The project consists of a videos, drawings and an accompanying publication Sedà:voz made for an early version of the project shown  in Spain. The artists Solmaz Shahbazi, who now lives and works in Stuttgart and Farhad Moshiri from Teheran both reflect on Iranian everyday life. Shahbazi’s work focuses on the human geography of the city of Teheran, the radical transformation of its public space after the Islamic Revolution and the social and cultural differences between the north, traditionally the neighbourhood occupied by the wealthy, more westernised classes, and the south, which is traditional and religious. Moshiri works partly as a painter in Iran but here shows video reedits from Iranian soap operas. His concerns revolve around the distance that exists in Iran between art, popular culture and the tremendous rise of a wealthy urban aesthetic that is remarkable for its particular reinvention of the consumer culture of the USA. Objects for the home, reproductions of typical landscapes on ‘Persian’ rugs, rococo furniture with the touch of the Shah… Moshiri’s working hypothesis is that it is this new amalgam, capable of combining the latest Nokia with a designer chador, represents what Iran is today. The painter Setareh Shahbazi has drawn images directly from Iranian television, showing an often sweet and idealised view of the country and its citizens and bearing an interesting similarity to similar images from western pulp television. Finally Tehran, the 25th Hour Tehran: Sa'at-e Bist-o Panj by Seifollah Samadian, which is a complete short documentary film of an eventful day, and at the same time part of a longer series about youth and soccer in Iran, which begun three years ago and ended in France during World Cup 1998.

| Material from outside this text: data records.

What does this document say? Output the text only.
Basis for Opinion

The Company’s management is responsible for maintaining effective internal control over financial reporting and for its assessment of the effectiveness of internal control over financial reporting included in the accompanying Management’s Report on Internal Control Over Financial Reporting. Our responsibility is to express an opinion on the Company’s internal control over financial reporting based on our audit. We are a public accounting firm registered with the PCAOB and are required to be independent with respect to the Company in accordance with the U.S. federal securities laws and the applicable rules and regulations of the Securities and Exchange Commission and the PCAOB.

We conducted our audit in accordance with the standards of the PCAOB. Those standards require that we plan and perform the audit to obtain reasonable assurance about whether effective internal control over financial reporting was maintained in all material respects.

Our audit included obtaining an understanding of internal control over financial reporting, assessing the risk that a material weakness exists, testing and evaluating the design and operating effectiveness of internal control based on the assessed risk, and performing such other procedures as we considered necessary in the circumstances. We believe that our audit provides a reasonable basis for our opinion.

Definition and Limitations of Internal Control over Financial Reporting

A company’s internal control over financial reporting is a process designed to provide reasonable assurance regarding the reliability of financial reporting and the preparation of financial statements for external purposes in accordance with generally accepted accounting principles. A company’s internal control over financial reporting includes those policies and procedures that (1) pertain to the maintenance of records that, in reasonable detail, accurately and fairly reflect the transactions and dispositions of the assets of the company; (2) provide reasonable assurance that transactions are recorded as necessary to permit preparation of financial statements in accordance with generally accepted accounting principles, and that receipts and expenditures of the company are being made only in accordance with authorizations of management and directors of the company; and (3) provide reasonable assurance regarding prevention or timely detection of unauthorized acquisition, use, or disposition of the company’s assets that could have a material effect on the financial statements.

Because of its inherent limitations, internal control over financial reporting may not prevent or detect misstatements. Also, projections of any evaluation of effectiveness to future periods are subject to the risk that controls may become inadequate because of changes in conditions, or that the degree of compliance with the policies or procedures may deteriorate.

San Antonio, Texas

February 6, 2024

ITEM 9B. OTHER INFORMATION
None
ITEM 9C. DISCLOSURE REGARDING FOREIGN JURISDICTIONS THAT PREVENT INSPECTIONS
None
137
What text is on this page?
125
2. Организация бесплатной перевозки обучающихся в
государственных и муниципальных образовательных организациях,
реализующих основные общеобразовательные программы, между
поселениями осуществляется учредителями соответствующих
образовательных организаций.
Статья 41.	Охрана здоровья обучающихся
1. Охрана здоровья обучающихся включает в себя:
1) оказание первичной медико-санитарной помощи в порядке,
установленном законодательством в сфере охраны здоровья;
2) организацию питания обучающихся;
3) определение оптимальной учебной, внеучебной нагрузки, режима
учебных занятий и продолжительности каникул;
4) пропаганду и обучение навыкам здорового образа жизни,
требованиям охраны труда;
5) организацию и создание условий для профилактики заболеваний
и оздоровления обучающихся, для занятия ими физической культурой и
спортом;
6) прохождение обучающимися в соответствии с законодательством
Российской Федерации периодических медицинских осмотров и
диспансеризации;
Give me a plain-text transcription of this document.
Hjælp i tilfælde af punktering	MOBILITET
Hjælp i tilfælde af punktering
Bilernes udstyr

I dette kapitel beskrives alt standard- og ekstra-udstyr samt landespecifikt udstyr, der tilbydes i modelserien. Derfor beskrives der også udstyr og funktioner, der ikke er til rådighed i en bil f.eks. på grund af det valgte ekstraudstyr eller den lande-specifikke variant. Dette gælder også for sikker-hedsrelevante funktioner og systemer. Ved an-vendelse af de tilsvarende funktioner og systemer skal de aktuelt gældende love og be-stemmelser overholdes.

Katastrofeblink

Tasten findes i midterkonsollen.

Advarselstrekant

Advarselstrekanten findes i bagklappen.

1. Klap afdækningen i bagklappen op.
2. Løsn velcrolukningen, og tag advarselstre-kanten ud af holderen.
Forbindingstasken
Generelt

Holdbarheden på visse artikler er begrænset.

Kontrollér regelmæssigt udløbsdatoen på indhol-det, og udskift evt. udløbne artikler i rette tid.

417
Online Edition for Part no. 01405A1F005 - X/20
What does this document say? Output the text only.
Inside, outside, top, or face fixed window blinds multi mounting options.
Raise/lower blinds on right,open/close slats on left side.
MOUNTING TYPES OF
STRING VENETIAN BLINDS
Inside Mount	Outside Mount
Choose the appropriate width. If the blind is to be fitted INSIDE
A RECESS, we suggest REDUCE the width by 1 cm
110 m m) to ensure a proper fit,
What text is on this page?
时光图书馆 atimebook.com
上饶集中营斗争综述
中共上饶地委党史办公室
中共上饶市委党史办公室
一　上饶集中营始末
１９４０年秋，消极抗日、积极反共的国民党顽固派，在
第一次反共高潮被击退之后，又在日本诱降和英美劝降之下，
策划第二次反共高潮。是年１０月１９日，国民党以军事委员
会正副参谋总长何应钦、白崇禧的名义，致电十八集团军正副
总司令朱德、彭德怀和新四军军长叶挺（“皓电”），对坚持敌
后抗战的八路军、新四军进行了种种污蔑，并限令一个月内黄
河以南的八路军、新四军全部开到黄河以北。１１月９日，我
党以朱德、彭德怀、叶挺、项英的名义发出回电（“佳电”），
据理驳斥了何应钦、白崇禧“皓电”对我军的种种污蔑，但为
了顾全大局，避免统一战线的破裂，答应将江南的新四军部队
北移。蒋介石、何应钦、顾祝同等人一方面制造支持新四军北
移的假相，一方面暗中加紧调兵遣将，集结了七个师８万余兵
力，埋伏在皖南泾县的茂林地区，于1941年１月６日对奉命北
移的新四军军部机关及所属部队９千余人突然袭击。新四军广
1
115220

The publication Sedà:voz is designed and organised by two editorial groups, www.teheranavenue.com and www.badjens.com. Bad Jens was a project set up to respond to the mistaken way Iranian women are seen outside of Iran, and to facilitate communication between the different initiatives inside and outside of Iran working to improve the lot of women in legal, social, employment terms as well as within the family. In contrast, Teheran Avenue supplies a rundown of events for visitors and citizens alike. Sedà:voz sets out to be an encounter between the flow of energy generated by the two editorial teams.

IMAGE:
Seifollah Samadian
The White Station, 1999
35 mm film, sound (no dialog), 9 min.